Pourquoi testons-nous chaque capteur IR individuellement ? Lorsqu’on conçoit des capteurs IR pour les usines de fabrication de puces, il n’existe pas de notion de « suffisamment bon ». Un arc électrique ou une petite fuite d’isolation ne sont pas simplement des pannes techniques : c’est un vrai cauchemar. Cela peut détruire toute une série de wafers en silicium et paralyser toute votre ligne de production.
C’est pourquoi nous ne prenons aucun risque. Chaque unité passe par des tests de résistance électrique et de qualité de l’isolation avant même d’être autorisée à quitter notre usine.
Comment trouver le point de rupture ? Voici comment nous procédons : nous soumettons ces capteurs à des tensions bien supérieures à celles auxquelles ils sont normalement exposés. En fait, nous essayons de les briser. Nous voulons ainsi détecter les défauts cachés – peut-être une fissure microscopique dans la coque en céramique ou une légère contamination dans les jonctions de soudure – et les faire échouer directement dans notre laboratoire. Si le courant de fuite augmente, ce capteur est bon pour être jeté. Nous ne tentons pas de le réparer ; nous le rejetons simplement.
Aucun échantillonnage. Aucune ruse. Certaines entreprises se contentent de tester quelques unités au hasard et espèrent le meilleur.

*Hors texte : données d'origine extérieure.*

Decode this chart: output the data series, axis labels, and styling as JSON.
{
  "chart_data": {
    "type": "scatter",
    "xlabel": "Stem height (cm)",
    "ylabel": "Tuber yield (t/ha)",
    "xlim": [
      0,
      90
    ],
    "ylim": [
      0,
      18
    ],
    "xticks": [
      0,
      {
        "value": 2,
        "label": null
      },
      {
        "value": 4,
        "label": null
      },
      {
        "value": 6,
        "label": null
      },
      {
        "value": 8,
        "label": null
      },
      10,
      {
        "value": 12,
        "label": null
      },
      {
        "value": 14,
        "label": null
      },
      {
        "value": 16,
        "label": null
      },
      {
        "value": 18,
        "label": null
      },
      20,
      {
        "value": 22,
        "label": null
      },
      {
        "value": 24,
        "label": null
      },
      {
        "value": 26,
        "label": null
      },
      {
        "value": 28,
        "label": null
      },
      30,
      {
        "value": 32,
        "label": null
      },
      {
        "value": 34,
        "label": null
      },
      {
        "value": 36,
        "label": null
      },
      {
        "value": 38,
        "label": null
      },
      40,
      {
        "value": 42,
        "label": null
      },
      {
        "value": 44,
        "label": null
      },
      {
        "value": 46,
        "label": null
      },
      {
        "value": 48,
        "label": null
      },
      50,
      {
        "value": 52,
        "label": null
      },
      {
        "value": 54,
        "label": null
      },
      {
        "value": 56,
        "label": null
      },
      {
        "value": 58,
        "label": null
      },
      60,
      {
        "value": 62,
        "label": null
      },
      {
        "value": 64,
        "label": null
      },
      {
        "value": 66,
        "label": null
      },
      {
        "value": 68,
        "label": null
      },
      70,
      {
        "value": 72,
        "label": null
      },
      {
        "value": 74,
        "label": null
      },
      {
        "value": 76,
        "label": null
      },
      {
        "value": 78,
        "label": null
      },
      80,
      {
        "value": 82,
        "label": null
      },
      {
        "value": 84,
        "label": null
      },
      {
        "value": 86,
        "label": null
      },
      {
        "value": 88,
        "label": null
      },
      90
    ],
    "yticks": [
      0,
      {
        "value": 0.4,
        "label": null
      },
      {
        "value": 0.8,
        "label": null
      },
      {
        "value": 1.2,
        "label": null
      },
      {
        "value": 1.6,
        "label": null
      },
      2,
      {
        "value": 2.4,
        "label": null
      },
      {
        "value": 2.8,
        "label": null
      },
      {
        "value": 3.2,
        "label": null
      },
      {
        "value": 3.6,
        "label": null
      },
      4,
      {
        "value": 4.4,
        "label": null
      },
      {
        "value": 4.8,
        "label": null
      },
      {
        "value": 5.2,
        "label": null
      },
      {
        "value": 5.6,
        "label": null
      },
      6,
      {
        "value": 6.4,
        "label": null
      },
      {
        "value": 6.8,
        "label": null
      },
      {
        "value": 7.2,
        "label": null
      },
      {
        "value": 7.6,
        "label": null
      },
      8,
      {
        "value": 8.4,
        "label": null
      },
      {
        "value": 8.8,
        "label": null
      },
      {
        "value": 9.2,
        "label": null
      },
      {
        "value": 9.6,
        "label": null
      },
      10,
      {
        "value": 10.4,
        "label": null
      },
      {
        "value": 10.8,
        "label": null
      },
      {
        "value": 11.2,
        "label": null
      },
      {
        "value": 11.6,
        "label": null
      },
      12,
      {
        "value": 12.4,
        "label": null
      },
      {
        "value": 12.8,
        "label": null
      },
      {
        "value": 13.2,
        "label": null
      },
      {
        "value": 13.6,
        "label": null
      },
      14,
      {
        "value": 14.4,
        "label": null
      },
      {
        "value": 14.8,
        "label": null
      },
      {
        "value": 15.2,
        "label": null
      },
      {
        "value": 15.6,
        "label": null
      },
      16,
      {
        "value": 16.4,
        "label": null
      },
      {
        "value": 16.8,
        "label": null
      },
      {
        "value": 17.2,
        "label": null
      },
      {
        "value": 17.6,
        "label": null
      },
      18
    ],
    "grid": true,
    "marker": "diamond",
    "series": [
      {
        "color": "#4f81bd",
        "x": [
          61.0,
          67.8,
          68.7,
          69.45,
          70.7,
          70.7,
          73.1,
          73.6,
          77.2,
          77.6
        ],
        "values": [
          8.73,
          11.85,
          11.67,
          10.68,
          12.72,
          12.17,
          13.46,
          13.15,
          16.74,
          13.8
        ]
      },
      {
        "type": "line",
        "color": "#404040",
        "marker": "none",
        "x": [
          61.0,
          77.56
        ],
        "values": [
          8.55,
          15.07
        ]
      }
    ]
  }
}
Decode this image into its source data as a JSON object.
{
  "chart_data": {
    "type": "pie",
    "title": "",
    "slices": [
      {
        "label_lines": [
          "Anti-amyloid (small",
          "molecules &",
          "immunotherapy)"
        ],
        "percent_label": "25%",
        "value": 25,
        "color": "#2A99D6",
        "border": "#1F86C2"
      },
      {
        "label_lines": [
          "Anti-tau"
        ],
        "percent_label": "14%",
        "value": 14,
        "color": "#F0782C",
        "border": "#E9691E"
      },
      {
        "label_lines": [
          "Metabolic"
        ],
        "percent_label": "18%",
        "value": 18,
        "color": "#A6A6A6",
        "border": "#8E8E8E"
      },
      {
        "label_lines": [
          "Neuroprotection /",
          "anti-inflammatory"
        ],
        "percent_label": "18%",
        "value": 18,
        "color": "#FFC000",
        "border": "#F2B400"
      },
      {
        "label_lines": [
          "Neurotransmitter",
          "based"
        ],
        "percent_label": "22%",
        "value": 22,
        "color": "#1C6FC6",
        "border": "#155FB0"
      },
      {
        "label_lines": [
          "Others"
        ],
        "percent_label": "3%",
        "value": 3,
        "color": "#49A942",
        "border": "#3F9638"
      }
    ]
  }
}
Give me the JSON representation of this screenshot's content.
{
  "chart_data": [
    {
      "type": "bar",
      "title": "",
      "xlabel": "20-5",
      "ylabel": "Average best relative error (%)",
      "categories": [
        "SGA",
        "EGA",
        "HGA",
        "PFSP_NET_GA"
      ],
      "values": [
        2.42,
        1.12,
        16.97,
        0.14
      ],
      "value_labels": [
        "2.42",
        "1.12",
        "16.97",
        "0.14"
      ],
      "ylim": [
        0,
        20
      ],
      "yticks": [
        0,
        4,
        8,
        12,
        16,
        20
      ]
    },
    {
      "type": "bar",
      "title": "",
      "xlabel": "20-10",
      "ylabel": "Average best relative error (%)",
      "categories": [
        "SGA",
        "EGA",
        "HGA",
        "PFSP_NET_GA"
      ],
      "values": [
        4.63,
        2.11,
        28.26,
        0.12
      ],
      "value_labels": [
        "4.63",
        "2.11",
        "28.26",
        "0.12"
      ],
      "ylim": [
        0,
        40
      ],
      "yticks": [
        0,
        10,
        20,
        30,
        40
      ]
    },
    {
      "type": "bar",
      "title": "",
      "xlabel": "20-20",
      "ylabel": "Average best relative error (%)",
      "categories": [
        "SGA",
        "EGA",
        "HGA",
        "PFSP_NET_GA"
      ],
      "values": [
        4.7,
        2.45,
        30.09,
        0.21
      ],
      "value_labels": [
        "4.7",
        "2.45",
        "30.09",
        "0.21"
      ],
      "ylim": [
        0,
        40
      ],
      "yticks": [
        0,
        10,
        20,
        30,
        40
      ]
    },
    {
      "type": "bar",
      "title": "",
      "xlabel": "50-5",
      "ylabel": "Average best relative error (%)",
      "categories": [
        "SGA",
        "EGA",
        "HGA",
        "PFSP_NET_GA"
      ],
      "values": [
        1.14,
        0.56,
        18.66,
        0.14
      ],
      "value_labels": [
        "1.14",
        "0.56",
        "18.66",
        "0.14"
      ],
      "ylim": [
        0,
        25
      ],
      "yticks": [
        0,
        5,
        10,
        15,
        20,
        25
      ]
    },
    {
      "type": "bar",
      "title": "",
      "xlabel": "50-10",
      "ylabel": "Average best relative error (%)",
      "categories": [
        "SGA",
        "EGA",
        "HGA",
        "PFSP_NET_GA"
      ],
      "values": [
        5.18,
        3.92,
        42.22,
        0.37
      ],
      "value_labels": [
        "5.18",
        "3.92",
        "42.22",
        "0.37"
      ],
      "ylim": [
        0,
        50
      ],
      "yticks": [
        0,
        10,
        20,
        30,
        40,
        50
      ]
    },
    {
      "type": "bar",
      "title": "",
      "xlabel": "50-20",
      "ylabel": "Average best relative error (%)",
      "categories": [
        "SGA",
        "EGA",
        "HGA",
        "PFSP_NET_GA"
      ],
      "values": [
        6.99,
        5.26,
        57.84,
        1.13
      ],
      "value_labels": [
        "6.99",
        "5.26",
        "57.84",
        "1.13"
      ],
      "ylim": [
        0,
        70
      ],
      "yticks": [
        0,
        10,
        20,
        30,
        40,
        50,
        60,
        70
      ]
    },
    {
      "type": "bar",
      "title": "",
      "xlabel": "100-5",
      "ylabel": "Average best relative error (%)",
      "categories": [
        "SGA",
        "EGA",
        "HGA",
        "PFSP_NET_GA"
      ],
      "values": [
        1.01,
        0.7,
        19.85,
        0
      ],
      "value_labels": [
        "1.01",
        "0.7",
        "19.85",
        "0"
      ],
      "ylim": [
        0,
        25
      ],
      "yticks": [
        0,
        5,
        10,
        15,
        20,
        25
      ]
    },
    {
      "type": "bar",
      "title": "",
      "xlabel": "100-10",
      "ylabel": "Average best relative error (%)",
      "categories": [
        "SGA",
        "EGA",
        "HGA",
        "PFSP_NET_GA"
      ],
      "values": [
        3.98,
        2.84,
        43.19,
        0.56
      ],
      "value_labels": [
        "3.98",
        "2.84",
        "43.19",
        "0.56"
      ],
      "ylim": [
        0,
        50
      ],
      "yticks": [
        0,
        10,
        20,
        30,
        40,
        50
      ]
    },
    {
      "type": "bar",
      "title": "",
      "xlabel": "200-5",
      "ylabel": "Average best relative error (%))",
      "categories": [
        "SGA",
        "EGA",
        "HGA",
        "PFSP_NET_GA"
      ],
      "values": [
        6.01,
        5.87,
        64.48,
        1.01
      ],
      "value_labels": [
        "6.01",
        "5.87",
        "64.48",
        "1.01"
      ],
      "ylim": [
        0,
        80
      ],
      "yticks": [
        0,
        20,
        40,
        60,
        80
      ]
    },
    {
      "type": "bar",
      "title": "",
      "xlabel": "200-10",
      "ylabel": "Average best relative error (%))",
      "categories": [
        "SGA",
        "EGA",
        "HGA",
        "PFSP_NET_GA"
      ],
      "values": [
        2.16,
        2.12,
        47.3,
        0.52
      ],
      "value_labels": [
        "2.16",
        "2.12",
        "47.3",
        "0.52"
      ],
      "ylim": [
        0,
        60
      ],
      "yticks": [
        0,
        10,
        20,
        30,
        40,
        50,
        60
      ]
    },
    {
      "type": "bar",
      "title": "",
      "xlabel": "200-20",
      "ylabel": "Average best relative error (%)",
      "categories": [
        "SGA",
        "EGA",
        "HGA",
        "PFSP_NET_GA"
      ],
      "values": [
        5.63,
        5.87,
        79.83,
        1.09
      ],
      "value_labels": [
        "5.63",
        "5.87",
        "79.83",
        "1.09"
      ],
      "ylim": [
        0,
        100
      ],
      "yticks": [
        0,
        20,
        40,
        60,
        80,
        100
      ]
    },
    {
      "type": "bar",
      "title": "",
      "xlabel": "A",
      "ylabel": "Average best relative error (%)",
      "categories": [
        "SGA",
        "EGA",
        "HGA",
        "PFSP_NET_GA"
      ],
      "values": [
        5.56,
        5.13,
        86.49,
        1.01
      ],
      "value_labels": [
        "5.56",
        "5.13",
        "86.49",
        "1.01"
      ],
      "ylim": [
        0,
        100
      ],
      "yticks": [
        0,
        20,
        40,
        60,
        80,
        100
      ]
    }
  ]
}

Nous ne faisons pas cela. Dans un environnement de fabrication de puces, les capteurs se trouvent à proximité de sources d’énergie à haute fréquence et de champs plasmatiques sensibles. Même une légère défaillance dans l’isolation peut provoquer du bruit électrique. Ce bruit affecte les lectures infrarouges, entraînant des fluctuations de température et une chauffe inégale des wafers.
En vérifiant la résistance de l’isolation de chaque unité, nous nous assurons que le signal reste propre.
Le compromis Honnêtement, pousser un composant à ses limites absolues représente un stress pour celui-ci. Théoriquement, un test de tension trop intense pourrait affaiblir davantage un composant déjà fragile. Mais nous avons choisi cette solution. Nous préférons détruire un capteur défectueux pendant le contrôle qualité plutôt que de le voir échouer au milieu du processus de fabrication. C’est un risque calculé, mais qui garantit que vous obtiendrez un capteur capable de résister au chaos électrique inhérent aux usines de fabrication de puces.
Un conseil : assurez-vous que vos circuits de mise à la terre soient bien fonctionnels. Même la meilleure isolation au monde ne pourra pas vous protéger des tensions parasites si la mise à la terre de votre châssis est incorrecte.